On revenue relative to clout, looks to me like
Salesforce.com and EMC are standouts.
- But maybe most of all I couldn't help but notice how the report referred to EMC: a "technology household name." Can it be?
Then I started to think about it.
- Our hot Mozy on-line back up has almost 1 million consumer customers at this point including the Wall St. Journal's influential Personal Technology reporter Walt Mossberg who has graciously pointed out his pleasure with the offering: http://mozy.com/news
- Our VMware overtook Google as the hottest IPO ever, is tracking to be the fastest growing software company in history -- and sports 100% of the FORTUNE 100 as customers.

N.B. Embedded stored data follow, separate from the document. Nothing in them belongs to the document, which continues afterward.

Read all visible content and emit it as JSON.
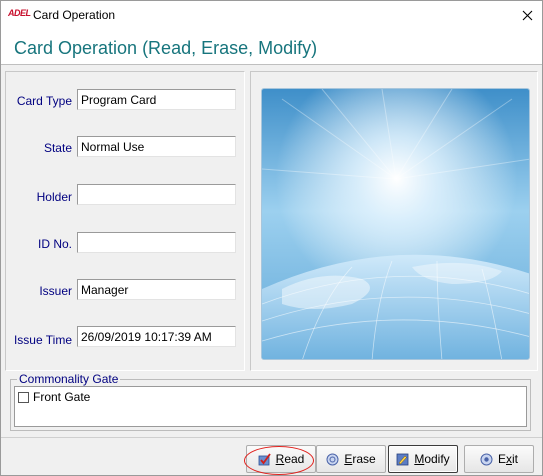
{
  "window": {
    "title": "Card Operation",
    "app_logo_text": "ADEL"
  },
  "header": {
    "title": "Card Operation (Read, Erase, Modify)"
  },
  "form": {
    "fields": [
      {
        "label": "Card Type",
        "value": "Program Card"
      },
      {
        "label": "State",
        "value": "Normal Use"
      },
      {
        "label": "Holder",
        "value": ""
      },
      {
        "label": "ID No.",
        "value": ""
      },
      {
        "label": "Issuer",
        "value": "Manager"
      },
      {
        "label": "Issue Time",
        "value": "26/09/2019 10:17:39 AM"
      }
    ]
  },
  "gate": {
    "legend": "Commonality Gate",
    "items": [
      {
        "label": "Front Gate",
        "checked": false
      }
    ]
  },
  "buttons": {
    "read": {
      "label": "Read",
      "mnemonic": "R",
      "rest": "ead"
    },
    "erase": {
      "label": "Erase",
      "mnemonic": "E",
      "rest": "rase"
    },
    "modify": {
      "label": "Modify",
      "mnemonic": "M",
      "rest": "odify"
    },
    "exit": {
      "label": "Exit",
      "mnemonic": "x",
      "pre": "E",
      "rest": "it"
    }
  },
  "colors": {
    "title_accent": "#17757d",
    "label_color": "#000080",
    "highlight": "#e0201c"
  }
}
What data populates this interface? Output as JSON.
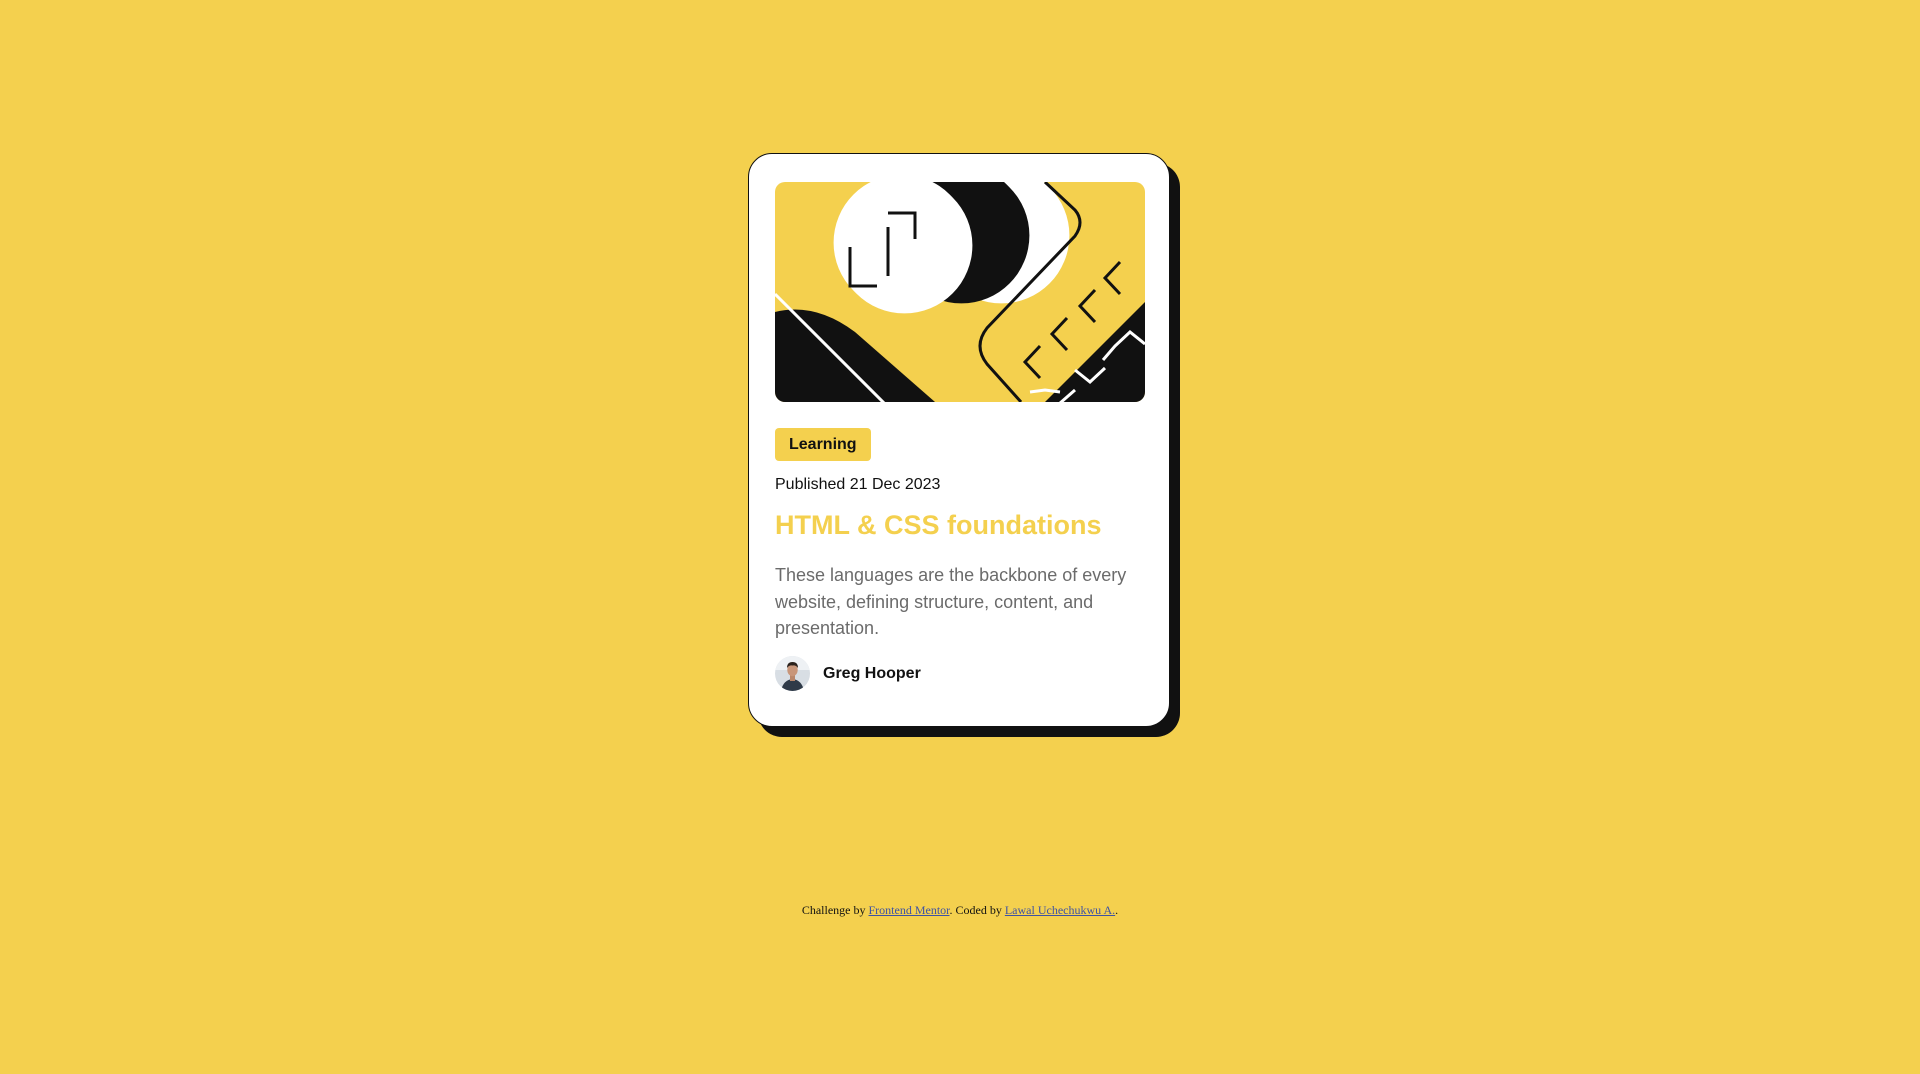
{
  "card": {
    "tag_label": "Learning",
    "published": "Published 21 Dec 2023",
    "title": "HTML & CSS foundations",
    "description": "These languages are the backbone of every website, defining structure, content, and presentation.",
    "author_name": "Greg Hooper"
  },
  "footer": {
    "challenge_prefix": "Challenge by ",
    "challenge_link": "Frontend Mentor",
    "coded_prefix": ". Coded by ",
    "coded_link": "Lawal Uchechukwu A.",
    "suffix": "."
  },
  "colors": {
    "background": "#F4D04E",
    "card": "#FFFFFF",
    "ink": "#111111",
    "muted": "#6B6B6B",
    "link": "#3E52A3"
  },
  "icons": {
    "hero": "abstract-illustration",
    "avatar": "author-avatar"
  }
}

- About 37,000 technology professionals left their families, booked flights, endured airports and uncomfortable airplane seats, paid a lot of money and sat/will sit in large conference centers to attend a conference this year put on by either EMC (EMC WORLD), an EMC Division (RSA Conference) or an EMC Company (VMworld). A back-of-the-envelope calculation for what that cost these 37,000 professional in total is about $148 million!
- And then there is the daily experience with the master brand "EMC:" ... to keep it simple, I tell my mom that she can't go through a single hour in a single day without EMC somehow having a role in what she is doing. The car she drives, the phone call she made, the stock she traded, the money she withdrew from her ATM, the package she sent, the bill she received, the show she watched, the stuff she bought with her credit card, the stuff she returned -- chances are EMC had a role in securing, accessing, managing, storing, or protecting the digital bits that make up her daily, personal digital world.
So I guess Aberdeen is on to something. Who am I to argue with 5 years of research and 4,645 survey respondents?